Related Work & Insights¶
- Matryoshka (Kusupati et al. 2022): Requires special mechanisms during training; this paper proves that instruction-based models can achieve significant dimensionality reduction without extra training.
- Dinu et al. (2025): Studies the impact of temperature parameters on ID; this paper finds that LLM-based models naturally regulate ID through prompts.
- Ait-Saada & Nadif (2023): Points out that improving isotropy is unfavorable for clustering; this paper confirms this from an experimental perspective—clustering embeddings are indeed more anisotropic.

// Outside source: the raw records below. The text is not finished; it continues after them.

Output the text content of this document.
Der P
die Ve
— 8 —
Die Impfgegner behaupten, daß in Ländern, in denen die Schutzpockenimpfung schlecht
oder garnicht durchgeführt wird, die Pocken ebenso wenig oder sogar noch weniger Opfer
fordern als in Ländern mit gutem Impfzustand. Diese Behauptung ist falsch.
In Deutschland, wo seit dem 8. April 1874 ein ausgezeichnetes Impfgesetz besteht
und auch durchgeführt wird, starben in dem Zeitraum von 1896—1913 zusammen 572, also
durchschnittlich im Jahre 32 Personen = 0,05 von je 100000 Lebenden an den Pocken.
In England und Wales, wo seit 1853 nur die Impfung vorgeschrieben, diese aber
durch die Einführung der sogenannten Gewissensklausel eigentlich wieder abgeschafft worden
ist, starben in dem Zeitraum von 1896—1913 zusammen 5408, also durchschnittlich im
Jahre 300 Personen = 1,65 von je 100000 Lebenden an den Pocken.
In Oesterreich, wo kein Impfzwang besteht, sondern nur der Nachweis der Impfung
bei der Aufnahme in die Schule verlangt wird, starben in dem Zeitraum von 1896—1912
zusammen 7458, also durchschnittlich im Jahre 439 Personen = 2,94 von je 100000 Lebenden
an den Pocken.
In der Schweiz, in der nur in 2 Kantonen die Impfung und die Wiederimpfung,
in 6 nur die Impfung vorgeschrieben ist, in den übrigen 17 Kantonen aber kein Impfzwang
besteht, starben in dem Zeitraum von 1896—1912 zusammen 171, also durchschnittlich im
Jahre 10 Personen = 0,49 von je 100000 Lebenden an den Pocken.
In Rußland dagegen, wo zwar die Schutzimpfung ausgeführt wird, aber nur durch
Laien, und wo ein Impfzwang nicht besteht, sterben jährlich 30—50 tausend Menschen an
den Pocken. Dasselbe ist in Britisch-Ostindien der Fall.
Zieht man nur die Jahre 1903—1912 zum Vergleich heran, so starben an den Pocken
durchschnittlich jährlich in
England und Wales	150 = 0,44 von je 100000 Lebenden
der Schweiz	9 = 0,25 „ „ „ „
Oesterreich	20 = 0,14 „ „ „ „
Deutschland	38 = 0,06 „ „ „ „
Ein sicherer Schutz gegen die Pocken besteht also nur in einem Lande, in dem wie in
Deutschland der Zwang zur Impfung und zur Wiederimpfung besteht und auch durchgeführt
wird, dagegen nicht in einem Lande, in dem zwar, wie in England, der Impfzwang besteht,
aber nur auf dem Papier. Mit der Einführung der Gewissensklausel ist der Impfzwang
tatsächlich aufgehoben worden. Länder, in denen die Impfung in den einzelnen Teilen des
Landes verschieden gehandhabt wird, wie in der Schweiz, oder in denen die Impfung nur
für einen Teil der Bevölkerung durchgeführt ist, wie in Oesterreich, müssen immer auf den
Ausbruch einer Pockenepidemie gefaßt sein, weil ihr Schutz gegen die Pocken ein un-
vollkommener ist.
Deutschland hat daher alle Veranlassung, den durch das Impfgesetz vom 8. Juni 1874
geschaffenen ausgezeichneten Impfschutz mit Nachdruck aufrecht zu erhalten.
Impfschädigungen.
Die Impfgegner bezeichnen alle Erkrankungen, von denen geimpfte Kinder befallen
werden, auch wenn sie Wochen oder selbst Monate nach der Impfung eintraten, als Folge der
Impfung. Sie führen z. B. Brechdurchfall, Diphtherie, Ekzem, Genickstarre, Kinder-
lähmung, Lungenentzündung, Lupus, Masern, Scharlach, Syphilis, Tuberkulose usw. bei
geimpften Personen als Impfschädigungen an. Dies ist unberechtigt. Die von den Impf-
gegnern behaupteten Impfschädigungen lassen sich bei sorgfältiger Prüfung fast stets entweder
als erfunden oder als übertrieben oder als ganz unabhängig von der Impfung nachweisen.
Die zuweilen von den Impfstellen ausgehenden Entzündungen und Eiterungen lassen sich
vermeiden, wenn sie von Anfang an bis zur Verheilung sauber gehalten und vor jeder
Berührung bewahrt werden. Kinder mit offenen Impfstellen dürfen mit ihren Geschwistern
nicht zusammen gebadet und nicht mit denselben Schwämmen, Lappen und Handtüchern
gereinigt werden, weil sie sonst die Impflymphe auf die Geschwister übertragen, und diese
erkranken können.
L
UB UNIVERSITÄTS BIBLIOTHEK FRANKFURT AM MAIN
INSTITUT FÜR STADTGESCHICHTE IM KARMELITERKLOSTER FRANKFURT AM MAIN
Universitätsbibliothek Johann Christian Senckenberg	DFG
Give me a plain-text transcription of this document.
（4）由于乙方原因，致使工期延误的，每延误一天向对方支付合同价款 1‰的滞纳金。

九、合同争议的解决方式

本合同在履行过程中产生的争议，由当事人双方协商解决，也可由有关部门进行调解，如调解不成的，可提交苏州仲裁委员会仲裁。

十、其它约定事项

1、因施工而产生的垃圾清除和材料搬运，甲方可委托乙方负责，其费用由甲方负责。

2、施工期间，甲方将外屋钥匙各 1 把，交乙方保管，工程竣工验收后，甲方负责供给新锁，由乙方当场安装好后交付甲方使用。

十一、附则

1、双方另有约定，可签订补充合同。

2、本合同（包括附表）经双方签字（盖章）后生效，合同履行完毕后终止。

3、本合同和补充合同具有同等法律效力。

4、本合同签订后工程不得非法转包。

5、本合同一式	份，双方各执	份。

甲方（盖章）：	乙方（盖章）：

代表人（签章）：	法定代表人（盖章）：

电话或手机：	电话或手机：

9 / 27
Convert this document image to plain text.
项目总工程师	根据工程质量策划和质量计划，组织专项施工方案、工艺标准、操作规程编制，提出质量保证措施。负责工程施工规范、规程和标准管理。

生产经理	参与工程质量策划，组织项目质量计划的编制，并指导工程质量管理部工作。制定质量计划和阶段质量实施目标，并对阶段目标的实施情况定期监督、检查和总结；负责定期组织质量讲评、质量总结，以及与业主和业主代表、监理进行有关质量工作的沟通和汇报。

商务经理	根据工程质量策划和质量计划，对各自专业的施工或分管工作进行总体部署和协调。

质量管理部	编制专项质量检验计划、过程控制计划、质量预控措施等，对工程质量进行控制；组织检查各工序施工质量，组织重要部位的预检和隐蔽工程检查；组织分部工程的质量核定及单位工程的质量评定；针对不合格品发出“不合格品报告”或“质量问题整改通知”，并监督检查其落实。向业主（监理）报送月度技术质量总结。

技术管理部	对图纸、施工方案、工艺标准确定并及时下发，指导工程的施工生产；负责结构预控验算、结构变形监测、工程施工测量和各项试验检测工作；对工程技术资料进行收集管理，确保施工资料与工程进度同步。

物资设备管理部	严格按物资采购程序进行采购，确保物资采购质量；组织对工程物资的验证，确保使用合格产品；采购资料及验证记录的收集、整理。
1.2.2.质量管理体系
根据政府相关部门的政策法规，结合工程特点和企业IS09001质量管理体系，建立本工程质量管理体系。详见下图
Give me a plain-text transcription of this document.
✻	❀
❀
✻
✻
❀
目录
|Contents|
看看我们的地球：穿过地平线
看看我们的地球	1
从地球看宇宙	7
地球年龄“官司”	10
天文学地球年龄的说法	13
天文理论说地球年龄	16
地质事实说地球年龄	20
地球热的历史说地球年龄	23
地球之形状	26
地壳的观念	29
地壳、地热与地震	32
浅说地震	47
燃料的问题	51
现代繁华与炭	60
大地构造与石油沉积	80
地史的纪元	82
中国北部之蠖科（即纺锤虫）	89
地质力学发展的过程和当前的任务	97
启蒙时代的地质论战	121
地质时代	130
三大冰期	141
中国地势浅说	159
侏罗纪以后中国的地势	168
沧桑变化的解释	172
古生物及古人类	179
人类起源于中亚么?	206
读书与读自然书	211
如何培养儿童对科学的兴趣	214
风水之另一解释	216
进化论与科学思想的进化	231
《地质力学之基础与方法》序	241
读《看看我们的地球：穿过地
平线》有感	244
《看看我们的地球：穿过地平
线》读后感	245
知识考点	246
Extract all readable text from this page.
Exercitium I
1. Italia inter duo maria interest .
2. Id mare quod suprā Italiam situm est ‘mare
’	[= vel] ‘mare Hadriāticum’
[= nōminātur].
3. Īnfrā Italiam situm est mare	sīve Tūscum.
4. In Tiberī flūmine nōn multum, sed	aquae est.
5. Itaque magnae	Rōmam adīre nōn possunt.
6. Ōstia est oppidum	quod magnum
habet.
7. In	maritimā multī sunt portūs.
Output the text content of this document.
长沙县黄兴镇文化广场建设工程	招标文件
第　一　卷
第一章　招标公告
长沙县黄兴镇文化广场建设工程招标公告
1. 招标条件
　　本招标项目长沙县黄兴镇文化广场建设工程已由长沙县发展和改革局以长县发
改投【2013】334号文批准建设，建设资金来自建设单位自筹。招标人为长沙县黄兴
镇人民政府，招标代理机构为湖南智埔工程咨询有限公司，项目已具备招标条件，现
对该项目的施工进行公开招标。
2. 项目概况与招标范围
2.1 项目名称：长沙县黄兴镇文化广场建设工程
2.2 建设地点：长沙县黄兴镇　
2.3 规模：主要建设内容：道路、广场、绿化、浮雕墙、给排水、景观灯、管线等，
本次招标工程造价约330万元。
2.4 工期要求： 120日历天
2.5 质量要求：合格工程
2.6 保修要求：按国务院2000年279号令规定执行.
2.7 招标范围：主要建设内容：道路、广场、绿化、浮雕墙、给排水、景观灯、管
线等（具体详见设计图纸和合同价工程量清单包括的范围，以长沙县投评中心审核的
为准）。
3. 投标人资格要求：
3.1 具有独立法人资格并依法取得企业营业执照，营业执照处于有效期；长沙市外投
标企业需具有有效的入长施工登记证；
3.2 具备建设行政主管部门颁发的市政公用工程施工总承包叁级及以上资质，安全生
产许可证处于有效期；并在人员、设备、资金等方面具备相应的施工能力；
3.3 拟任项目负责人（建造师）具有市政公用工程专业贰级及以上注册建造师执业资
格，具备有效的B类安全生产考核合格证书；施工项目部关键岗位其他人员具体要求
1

- Mickus et al. (2024): Theoretically demonstrates the trade-off between classification/clustering and isotropy; this paper provides large-scale experimental evidence.
- SimCSE (Gao et al. 2021): Proves that contrastive learning improves isotropy and STS performance; this paper verifies that SimCSE-generated embeddings have higher ID and IsoScore.
Rating¶
- Novelty: ⭐⭐⭐⭐ — First to systematically quantify the redundancy and geometric property differences of prompt-based embeddings.
- Experimental Thoroughness: ⭐⭐⭐⭐ — 7 models, 4 task categories, 20+ datasets, 5 dimensionality reduction methods, providing comprehensive coverage.
- Writing Quality: ⭐⭐⭐⭐ — Clear structure, rich charts/tables, and explicit conclusions.
- Value: ⭐⭐⭐⭐ — Directly guides embedding compression for deployment and inspires understanding of prompt mechanisms.